Clinical creativity brings hope in Haiti

Assessment and history taking.

By Samantha Stacks

We woke up ready for our first day of clinical. And if the day went anything like our morning coffee, we knew it was going to be hot and steamy (spoiler, it was). Sitting around and discussing the upcoming day eating pancakes under the shade of the giant almond tree in the compound, we wondered what types of patients we would be seeing and what the day would bring.

We arrived after a bumpy bus ride past some of the rubble that still remains post earthquake while seing the effects of Haiti’s current drought, and thought of all the respiratory problems that arise along with the dust from these factors. We walked into the church where we’d be seeing patients and were greeted by a crowd patiently waiting for clinic to open. Pastor, the director of Foundation for Peace, opened with a prayer and a song, ‘How Great Thou Art’ (or rather the Creole version of it). Hearing the many voices harmonize was a powerful moment for many of us, and instilled a sense of community that would stick with us for the entire day. We saw not one patient at a time, but usually an entire family of 4+ people, all having various (occasionally the same) illnesses. Neighbors and friends came to the clinic together, all searching for an answer for whatever was ailing them. We worked as a team doing intakes, taking histories, diagnosing, and treating what we could, and referring the rest.

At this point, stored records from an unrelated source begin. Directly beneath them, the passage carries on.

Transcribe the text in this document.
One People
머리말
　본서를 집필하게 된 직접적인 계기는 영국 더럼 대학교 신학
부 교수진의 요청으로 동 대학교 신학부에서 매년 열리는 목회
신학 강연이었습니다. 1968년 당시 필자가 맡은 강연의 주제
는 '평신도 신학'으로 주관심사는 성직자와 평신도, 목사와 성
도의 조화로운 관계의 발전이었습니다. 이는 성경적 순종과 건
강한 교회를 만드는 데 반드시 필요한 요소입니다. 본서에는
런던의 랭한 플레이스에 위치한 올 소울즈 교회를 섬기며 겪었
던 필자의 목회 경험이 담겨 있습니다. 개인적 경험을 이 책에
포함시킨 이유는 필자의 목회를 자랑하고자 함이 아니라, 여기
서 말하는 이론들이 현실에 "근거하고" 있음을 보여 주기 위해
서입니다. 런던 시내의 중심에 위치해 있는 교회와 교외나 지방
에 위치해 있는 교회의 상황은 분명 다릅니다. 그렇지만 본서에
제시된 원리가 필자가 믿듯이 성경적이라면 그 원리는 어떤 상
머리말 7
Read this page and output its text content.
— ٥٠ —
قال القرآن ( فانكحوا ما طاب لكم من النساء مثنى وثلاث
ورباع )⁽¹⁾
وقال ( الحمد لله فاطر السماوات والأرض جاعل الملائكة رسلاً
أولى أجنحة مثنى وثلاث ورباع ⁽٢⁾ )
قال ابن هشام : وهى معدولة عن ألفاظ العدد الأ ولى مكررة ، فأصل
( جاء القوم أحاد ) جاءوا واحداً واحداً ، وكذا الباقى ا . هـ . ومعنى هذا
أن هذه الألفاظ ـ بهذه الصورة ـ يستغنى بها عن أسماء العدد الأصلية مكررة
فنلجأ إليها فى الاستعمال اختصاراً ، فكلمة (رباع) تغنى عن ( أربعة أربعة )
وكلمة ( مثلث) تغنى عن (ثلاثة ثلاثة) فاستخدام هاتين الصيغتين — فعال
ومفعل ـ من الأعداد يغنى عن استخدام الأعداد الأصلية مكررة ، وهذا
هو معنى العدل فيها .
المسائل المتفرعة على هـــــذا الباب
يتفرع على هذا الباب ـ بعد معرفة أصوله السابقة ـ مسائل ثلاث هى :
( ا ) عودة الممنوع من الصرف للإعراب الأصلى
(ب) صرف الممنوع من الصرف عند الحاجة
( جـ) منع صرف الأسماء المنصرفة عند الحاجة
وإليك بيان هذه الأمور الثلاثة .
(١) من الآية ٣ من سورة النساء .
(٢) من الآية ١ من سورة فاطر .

Treating people in a low resource setting where a few Tupperware boxes are your pharmacy, three thermometers are shared to treat 200+ persons, and you’re lacking even glucose and pregnancy tests definitely means you have to get creative. However, we also realized that our assessment and history taking skills were more important than ever. We have AMAZING interpreters that worked tirelessly with us to ask question after question to get the information we needed. All in all it was an exhausting, sweaty, and fast paced day, but ultimately rewarding and left us all optimistic for the days ahead.